Search engine optimisation – another warning

I know I do frequently sound warnings here about the amount of money being poured down the drain in “search engine optimisation”, but a couple of things have cropped up in the past week which made me think that I can’t warn you about it often enough. The first was a conversation with a genuinely good SEO specialist, and these people (as I’ve mentioned before) don’t come cheap. I was reminded so much of when I was in magazine publishing, and our market was being attacked by a succession of magazines which charged small, regular amounts for inclusion (usually called “colour separation charges”) but never actually published the magazine. Surely this couldn’t be the basis for a lucrative business, could it? Well, dear reader, it was, thanks to a combination of high pressure selling and marketing managers who didn’t have the time or inclination to actually look at the results of their advertising.

It seems the same thing has been going on for several years in SEO – companies set up, take regular retainers from clients to “keep the clients high up in the Google results”, and promptly do nothing at all. The genuine experts (just as we did in magazine publishing) think: “well, nobody would be daft enough to sign up for this, would they?” …but they do. And in quite large numbers, I reckon. My friend the SEO specialist was more saddened than adversely affected, because, as she pointed out, the companies paying a couple of hundred pounds a month for some mythical “SEO service” were never going to be able to afford her fees anyway.
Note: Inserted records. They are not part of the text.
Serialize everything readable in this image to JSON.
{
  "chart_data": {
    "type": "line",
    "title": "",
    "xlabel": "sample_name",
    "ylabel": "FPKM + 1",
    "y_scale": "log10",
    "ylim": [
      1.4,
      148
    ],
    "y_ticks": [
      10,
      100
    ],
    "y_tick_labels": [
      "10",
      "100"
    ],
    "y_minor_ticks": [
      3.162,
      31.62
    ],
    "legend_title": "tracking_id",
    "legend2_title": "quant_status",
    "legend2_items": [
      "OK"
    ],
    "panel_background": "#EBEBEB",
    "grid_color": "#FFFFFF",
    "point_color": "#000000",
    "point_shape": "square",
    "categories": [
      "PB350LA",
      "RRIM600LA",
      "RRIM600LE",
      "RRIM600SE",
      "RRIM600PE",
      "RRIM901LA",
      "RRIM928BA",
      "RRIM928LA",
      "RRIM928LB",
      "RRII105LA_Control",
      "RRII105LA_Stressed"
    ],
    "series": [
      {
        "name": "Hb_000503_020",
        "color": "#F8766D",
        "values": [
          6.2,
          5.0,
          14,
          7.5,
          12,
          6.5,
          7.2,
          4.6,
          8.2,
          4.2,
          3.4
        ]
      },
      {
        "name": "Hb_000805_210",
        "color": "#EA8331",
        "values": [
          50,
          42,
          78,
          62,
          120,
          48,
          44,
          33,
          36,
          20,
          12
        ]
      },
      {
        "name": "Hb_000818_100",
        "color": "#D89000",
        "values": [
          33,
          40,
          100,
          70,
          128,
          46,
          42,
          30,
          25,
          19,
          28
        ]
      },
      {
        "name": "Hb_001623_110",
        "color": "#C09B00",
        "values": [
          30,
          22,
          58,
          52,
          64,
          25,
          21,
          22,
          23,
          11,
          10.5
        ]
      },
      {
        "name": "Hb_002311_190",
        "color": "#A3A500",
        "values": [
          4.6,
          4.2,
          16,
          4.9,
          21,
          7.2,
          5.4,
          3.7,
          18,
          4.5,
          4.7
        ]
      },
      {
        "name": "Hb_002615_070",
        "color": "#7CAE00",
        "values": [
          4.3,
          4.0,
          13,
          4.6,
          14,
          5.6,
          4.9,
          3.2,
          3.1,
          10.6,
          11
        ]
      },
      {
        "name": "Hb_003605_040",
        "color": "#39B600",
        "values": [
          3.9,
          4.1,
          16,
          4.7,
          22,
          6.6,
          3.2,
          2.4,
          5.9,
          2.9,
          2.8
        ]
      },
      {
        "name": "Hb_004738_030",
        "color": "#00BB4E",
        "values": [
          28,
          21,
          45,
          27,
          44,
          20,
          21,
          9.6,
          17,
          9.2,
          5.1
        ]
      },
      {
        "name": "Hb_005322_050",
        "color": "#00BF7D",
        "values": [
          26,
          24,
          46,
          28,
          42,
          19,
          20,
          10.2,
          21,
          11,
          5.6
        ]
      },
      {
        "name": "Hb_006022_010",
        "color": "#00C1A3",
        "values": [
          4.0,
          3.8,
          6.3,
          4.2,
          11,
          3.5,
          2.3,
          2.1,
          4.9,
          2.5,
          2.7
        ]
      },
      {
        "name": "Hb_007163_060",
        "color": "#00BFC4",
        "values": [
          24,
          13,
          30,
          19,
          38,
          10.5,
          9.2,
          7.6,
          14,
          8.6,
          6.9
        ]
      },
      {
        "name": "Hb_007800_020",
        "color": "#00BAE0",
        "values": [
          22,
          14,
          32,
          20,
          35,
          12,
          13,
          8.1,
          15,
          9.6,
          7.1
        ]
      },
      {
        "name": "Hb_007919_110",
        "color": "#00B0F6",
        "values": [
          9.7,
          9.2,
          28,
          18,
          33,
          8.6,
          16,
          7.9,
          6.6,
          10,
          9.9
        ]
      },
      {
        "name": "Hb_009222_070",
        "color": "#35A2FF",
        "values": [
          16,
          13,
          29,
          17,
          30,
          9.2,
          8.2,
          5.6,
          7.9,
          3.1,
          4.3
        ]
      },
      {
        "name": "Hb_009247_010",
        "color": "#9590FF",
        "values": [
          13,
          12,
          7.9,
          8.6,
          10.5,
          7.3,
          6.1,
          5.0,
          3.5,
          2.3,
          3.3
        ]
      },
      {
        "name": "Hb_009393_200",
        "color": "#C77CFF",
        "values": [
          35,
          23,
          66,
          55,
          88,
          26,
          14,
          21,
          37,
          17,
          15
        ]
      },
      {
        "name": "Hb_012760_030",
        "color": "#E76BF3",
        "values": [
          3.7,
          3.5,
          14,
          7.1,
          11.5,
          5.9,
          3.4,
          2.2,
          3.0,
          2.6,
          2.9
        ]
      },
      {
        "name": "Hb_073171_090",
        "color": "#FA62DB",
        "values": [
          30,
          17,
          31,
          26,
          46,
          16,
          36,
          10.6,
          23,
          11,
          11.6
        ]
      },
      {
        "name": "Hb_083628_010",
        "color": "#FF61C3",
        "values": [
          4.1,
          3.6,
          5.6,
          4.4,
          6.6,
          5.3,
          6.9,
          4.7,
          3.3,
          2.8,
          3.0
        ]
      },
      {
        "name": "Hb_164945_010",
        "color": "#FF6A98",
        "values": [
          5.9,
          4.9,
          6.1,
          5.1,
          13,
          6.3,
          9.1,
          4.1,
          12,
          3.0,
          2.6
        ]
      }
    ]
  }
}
But in any industry, the very existence of cowboys still hurts the good guys.

How do I know this is going on? I hear of many examples. Some new clients we have been talking to were brave enough to admit having only just realised they were being conned. Their “SEO company” said it was regularly making small changes behind the scenes on their site, and monitoring the results in Webmaster Tools and Google Analytics. Very good. Except the clients then quietly changed the passwords to all these services, and several weeks later had still heard nothing from the “SEO company”.

I also heard the other day of another good, solid industrial supplier finding itself all but disappearing from the Google results, with no obvious explanation. However, one distinct possibility is that the company – without knowing it – had been joined into some sort of link networking scheme, aimed at “fooling” Google’s algorithms, but the scheme had been found out. This happens regularly. The people who use these schemes are the people who make a living from gaming Google for short term (but highly lucrative) gain, and those who use them as a short cut to get clients results, cheaply. Don’t get caught up in this sort of stuff. If use an SEO company, make sure you get regular, specific reports about what they’ve done.